Em vista do protagonismo político exercido pela jovem deputada federal gaúcha, Manuela Dávila, e porque não, no embalo dos 90 anos do velho ‘partidão’, muitos talvez possam se perguntar o que significaria ser, nestes dias de extremo liberalismo, um comunista. Na verdade, essa pergunta a sociedade já se faz há algum tempo quando, intuitivamente, começara a observar certa movimentação entre grupos específicos de jovens do mundo inteiro, sobretudo nas classes sociais mais altas, rumo a ideologias alternativas que os caracterizem e diferenciem do pensamento da maioria. Seria uma marca de rebeldia? Seriam sinais de retrocesso no seio de uma juventude sem visão de futuro, metralhada pela excessiva informação que mais confunde do que esclarece? E porque estes jovens resolveram tomar para si ideais poeirentos que, de certa forma, vão de encontro aos rumos escolhidos pela ordem mundial? Seria porque o capitalismo financeiro transforma presidentes em mendigos obrigados a viver de pires na mão perante o Banco Mundial? E qual é a diferença entre os modernos socialistas que circulam aos montes pelos corredores dos palácios de governo mundo afora, e os arcaicos forjadores de cortinas de ferro?

Organizações humanitárias afirmam que o verdadeiro protagonista do episódio foi morto pelo exército...

Difícil determinar tantos conceitos num único ensaio. Enfim, quando Marx e Engels lançaram seu Manifesto Comunista, a humanidade vivia uma realidade completamente diferente da que temos hoje: auge da Revolução Industrial, jornada mínima de 12 horas sem descanso semanal, zero direitos para operários, total liberdade de ação para os donos de fábricas. Mesmo não havendo arquitetado a revolução comunista, Karl e Friedrich lançaram as bases ideológicas e sócio-econômicas que embasaram dita revolução. A luta de classes, nascida das claras e potentes incongruências entre operários e patrões (numa definição rasa), atingiu o status quo de mola propulsora das transformações sociais de toda uma época. Homens e mulheres, que migravam dos campos, analfabetos e mal nutridos, passavam a praticamente viver dentro das fábricas por doze, quatorze ou até dezesseis horas ao dia, sete dias na semana, realizando trabalhos repetitivos e maçantes que em nada contribuíam com o desenvolvimento das suas plenas potencialidades.
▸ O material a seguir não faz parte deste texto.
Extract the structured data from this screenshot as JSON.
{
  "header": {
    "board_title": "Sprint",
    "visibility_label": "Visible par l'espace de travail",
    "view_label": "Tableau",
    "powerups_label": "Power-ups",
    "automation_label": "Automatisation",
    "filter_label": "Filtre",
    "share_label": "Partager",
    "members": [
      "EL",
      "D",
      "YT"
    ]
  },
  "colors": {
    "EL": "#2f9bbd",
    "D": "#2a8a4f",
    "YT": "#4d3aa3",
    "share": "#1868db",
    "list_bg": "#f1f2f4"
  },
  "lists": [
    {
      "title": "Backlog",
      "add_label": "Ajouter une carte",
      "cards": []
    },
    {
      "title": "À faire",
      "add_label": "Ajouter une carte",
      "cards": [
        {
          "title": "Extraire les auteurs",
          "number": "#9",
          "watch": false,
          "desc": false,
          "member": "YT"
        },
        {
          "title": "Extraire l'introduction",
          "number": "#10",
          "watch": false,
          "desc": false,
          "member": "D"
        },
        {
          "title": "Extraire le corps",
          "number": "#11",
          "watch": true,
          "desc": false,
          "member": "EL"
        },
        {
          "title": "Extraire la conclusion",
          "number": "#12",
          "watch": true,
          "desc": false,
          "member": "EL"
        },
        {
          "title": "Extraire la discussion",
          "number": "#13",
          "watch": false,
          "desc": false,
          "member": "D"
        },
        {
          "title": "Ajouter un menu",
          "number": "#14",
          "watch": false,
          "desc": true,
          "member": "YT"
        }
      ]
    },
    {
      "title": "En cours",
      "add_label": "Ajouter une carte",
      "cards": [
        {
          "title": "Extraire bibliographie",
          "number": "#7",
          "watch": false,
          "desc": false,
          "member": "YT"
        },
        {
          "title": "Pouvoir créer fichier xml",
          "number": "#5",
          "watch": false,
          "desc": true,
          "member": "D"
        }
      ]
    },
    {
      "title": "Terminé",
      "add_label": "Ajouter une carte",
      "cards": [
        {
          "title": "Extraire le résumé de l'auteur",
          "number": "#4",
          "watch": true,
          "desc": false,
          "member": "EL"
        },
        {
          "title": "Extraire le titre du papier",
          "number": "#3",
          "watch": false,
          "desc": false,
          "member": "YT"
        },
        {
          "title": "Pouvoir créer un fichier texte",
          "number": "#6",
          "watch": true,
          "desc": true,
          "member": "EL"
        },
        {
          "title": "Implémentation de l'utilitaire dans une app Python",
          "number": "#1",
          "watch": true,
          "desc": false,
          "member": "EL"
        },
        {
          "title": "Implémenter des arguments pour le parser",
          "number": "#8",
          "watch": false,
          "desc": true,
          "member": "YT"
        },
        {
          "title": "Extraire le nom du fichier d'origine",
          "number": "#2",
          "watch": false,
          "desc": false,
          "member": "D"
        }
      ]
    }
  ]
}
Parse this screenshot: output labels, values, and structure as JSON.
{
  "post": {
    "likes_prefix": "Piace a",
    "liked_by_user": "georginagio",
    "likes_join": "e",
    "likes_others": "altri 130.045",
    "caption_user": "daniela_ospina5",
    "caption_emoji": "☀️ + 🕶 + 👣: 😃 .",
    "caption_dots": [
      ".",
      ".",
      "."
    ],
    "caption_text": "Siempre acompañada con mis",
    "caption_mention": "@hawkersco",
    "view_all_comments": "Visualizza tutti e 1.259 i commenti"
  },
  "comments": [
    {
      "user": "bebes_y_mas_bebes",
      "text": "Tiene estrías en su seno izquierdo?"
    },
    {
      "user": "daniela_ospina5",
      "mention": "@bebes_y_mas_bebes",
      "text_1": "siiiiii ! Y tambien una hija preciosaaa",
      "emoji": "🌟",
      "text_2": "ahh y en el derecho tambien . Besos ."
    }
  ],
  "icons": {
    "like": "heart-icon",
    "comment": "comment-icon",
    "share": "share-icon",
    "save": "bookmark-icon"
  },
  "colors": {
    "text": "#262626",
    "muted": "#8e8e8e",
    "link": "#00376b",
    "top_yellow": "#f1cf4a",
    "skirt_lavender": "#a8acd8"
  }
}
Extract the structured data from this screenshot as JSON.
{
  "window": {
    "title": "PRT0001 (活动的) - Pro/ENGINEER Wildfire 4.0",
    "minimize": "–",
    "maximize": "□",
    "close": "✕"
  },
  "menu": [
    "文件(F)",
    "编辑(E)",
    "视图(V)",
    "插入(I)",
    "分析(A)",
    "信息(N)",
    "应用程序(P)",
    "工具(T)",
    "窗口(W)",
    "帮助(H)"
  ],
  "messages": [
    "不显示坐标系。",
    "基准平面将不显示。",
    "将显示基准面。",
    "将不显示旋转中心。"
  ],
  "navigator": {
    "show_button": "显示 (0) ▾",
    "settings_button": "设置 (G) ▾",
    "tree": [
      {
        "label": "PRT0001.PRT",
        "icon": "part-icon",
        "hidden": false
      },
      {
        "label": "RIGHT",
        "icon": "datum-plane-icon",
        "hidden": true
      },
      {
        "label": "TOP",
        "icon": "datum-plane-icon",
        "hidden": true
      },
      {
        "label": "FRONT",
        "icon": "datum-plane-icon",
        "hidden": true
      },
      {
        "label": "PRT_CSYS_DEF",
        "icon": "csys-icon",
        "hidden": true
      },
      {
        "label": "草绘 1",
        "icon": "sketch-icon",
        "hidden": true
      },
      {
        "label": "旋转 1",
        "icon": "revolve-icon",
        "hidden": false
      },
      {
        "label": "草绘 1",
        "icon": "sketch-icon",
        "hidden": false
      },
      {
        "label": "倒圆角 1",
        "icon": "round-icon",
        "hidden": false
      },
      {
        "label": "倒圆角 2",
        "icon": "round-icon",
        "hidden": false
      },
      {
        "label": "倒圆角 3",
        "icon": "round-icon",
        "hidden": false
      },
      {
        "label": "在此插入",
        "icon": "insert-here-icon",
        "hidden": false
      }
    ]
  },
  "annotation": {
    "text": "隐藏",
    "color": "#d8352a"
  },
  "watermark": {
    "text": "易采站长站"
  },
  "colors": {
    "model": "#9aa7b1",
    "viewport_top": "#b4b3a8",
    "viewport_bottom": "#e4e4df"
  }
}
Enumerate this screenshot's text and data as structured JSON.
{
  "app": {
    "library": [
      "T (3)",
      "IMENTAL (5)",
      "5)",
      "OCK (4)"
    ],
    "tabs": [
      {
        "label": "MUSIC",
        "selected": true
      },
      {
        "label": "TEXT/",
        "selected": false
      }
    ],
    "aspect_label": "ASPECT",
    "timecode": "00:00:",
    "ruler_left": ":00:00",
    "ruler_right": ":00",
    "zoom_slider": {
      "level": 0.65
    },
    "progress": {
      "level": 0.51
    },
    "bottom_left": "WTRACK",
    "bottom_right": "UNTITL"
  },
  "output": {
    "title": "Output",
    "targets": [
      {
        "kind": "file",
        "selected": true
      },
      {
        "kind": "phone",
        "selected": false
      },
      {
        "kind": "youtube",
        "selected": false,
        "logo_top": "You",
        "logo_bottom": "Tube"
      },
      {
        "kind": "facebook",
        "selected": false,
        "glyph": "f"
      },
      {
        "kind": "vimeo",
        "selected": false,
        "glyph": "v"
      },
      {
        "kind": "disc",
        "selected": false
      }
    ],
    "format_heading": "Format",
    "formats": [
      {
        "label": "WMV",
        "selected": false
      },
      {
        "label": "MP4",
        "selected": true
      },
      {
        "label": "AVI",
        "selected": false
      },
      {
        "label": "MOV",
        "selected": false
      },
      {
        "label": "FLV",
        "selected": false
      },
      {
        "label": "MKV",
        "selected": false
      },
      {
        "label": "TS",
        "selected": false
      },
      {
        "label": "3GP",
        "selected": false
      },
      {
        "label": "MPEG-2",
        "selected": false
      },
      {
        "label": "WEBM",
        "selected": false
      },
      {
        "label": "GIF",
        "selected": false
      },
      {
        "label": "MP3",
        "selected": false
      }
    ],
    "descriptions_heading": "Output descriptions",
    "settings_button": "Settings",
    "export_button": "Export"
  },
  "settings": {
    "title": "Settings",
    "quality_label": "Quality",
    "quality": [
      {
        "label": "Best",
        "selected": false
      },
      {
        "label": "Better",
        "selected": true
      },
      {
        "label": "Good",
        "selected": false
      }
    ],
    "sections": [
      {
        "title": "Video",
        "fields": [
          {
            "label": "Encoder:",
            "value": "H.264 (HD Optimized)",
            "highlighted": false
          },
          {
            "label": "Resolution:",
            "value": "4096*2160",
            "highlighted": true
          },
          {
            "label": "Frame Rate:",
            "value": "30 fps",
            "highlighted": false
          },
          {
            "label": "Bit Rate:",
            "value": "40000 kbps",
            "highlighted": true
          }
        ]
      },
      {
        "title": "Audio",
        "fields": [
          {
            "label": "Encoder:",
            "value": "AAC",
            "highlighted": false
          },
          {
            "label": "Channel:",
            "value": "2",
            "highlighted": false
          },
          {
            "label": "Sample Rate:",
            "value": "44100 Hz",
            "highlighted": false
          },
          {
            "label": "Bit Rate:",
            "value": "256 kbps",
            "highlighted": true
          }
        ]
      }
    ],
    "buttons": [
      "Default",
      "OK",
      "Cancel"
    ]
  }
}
Caiu bem o vermelho em você, Manu...

Ao redor de muitas dessas ‘empresas-instituições’ erigiram-se metrópoles com uma estrutura que condizia com o modo de vida daquelas comunidades e que, mesmo no atual período pós-industrial, ainda mantém o croqui daqueles tempos: bairro industrial, bairro residencial e centro comercial e de entretenimentos, estrutura que prevalece nos dias atuais com a mesma logística dos deslocamentos de outrora; com populações movimentando-se diariamente rumo ao lugar da cidade em que residem, trabalham ou buscam o lazer. Não obstante, as classes evidenciadas por Marx eram perfeitamente diferenciadas, e o contraste entre elas era praticamente um estigma, uma exemplificação do que significa ser livre ou não segundo uma definição nietzschiana: “Todos os homens, de todos os tempos, e ainda os de hoje, dividem-se entre escravos e livres, porque quem não dispõe de dois terços do seu próprio dia é um escravo, não importa o que seja de resto (…)”.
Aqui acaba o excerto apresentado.